# Twitch-PT

In [1]:
import pandas as pd
import networkx as nx
from methods import find_groups
from ablation_metrics import compare_subgroups, evaluate_pattern_subgroups
import matplotlib.pyplot as plt
from torch_geometric.datasets import Twitch

In [2]:
dataset = Twitch(root='./data/Twitch', name='PT')

data = dataset[0]

In [3]:
class CustomGraphDataset:
    def __init__(self, dataset):
        self.dataset = dataset

    def __getitem__(self, idx):
        graph_data = self.dataset[idx]
        
        graph_metrics = {
            'edge_index': graph_data.edge_index,
            'num_nodes': graph_data.num_nodes,
            'node_feat': graph_data.x
        }
        
        labels = graph_data.y
        return graph_metrics, labels

    def __len__(self):
        return len(self.dataset)

custom_dataset = CustomGraphDataset(dataset)
graph, label = custom_dataset[0]

In [4]:
edge_index = data.edge_index 
num_nodes = data.num_nodes 
G = nx.Graph()

G.add_nodes_from(range(num_nodes))

edges = list(zip(edge_index[0].tolist(), edge_index[1].tolist()))
G.add_edges_from(edges)

In [5]:
label

tensor([0, 0, 0,  ..., 1, 0, 1])

In [None]:
attributes = graph['node_feat']
lu = pd.DataFrame(attributes)
lu['target'] = label == 1
lu.head()

In [None]:
result_normal = find_groups(G, 20, lu, ablation_mode=False)
result_normal

In [None]:
result_normal.to_csv('subgroups_twitch.csv')

In [None]:
result_ablation = find_groups(G, 20, lu, ablation_mode=True)
result_ablation

In [None]:
comparison = compare_subgroups(result_normal, result_ablation, k=10)
comparison

In [None]:
mean_ratio_normal, dist_ratios_normal = evaluate_pattern_subgroups(result_normal, lu, k=10)
mean_ratio_ablation, dist_ratios_ablation = evaluate_pattern_subgroups(result_ablation, lu, k=10)
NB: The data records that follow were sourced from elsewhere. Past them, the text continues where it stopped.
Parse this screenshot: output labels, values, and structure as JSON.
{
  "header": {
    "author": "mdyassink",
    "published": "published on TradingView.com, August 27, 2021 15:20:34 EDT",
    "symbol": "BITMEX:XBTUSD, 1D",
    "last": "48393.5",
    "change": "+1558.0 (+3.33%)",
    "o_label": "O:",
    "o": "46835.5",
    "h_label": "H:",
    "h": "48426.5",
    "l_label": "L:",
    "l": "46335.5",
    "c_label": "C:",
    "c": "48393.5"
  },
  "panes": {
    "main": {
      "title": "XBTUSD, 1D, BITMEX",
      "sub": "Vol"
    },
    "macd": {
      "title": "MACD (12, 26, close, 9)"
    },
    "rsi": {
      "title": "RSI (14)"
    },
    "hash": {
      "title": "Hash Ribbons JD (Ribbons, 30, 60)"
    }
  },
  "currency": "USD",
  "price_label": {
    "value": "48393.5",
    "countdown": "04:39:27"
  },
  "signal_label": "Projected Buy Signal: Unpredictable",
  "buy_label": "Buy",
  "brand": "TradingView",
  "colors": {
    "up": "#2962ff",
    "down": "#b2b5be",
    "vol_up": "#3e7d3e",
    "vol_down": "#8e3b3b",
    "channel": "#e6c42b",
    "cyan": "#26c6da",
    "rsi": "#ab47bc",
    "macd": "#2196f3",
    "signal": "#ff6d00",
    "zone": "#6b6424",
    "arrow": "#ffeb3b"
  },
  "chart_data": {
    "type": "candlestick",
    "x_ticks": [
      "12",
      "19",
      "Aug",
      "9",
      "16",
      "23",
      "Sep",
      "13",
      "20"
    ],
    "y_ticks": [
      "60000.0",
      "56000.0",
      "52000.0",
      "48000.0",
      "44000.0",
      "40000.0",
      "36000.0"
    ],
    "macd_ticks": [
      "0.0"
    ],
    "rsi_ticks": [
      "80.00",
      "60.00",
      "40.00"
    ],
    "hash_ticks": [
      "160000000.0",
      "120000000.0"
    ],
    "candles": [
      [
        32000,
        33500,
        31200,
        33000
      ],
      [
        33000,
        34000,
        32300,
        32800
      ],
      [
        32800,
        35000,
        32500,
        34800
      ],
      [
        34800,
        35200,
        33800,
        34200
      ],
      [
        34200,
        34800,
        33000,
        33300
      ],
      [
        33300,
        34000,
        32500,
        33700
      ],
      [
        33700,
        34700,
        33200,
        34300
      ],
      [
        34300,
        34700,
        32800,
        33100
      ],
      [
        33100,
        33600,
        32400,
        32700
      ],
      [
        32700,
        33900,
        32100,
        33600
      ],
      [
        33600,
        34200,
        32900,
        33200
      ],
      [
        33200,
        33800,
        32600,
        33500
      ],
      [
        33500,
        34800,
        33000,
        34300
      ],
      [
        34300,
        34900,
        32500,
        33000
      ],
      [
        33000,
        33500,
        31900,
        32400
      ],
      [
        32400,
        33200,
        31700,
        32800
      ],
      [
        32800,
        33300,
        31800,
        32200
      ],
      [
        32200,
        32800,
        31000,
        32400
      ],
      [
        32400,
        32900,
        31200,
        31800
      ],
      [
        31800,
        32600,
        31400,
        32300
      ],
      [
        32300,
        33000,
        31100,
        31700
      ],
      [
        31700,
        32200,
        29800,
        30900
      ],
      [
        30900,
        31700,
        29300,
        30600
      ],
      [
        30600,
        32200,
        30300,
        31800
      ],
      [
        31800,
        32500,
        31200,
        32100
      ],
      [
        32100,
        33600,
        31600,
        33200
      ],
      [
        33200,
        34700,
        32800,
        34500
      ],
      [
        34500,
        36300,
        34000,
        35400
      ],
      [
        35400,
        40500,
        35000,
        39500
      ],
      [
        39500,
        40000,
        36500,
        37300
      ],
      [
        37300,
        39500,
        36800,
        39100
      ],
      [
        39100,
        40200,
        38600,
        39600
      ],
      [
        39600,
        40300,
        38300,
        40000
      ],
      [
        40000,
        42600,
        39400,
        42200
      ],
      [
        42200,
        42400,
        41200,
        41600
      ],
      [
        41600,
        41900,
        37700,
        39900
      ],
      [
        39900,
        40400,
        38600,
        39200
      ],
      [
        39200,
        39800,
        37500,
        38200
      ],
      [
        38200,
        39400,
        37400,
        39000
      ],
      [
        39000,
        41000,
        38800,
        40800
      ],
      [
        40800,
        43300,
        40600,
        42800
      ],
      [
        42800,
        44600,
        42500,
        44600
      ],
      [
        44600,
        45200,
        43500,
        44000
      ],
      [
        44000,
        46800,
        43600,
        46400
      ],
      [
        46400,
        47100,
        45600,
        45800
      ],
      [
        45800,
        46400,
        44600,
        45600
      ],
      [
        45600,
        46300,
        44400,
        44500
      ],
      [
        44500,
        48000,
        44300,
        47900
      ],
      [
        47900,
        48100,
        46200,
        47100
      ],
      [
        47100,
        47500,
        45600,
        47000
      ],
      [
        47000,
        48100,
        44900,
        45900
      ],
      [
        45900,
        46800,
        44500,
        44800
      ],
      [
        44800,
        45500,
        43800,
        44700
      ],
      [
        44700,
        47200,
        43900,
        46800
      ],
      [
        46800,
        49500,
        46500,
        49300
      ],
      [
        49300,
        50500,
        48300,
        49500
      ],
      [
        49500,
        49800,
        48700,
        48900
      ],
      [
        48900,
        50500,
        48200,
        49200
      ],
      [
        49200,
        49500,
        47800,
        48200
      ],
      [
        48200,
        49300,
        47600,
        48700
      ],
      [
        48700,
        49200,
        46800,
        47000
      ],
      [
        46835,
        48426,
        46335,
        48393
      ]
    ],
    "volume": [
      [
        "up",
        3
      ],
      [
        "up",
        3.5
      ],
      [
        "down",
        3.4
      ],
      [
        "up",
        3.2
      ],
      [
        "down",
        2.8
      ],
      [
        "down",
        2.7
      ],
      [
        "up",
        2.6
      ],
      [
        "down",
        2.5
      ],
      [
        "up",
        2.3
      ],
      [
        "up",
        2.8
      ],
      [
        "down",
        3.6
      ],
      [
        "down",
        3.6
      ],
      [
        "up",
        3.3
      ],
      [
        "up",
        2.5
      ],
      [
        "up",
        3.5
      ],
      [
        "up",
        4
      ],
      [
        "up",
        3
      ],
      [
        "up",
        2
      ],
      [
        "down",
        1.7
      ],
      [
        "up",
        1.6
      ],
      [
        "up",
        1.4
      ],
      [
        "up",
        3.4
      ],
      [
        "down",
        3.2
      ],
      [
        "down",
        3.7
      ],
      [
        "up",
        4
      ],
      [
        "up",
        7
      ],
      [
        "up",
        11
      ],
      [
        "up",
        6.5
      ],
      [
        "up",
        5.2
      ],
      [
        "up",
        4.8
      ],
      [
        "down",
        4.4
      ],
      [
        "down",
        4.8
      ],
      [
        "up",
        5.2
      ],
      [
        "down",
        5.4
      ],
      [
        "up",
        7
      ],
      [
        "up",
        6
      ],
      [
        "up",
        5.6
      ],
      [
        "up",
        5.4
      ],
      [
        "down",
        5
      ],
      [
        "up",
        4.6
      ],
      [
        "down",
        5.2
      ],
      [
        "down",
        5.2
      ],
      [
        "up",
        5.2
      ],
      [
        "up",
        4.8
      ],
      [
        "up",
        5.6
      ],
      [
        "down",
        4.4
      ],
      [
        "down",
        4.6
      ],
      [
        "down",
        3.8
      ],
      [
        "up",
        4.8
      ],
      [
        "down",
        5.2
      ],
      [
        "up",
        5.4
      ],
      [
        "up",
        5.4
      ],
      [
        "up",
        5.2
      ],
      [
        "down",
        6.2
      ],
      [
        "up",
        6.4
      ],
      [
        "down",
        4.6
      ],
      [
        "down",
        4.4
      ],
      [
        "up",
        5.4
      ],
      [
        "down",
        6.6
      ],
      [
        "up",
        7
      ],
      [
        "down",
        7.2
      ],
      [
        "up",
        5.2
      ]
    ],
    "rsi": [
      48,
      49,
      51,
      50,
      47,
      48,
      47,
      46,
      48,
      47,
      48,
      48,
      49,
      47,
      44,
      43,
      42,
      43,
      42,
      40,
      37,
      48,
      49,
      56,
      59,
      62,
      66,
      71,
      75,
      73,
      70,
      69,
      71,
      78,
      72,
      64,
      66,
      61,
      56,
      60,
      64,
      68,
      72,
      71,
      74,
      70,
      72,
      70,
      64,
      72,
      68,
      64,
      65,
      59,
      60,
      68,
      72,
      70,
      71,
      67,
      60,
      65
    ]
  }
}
print("Avg fraction of target=1 in top-10 normal subgroups: ", mean_ratio_normal)
print("Avg fraction of target=1 in top-10 ablation subgroups:", mean_ratio_ablation)

In [None]:
plt.figure(figsize=(8,5))
plt.hist(result_normal['q'], bins=30, alpha=0.5, label='Normal')
plt.hist(result_ablation['q'], bins=30, alpha=0.5, label='Ablation')
plt.xlabel('Q Score')
plt.ylabel('Frequency')
plt.title('Distribution of Q in Normal vs. Ablation')
plt.legend()
plt.show()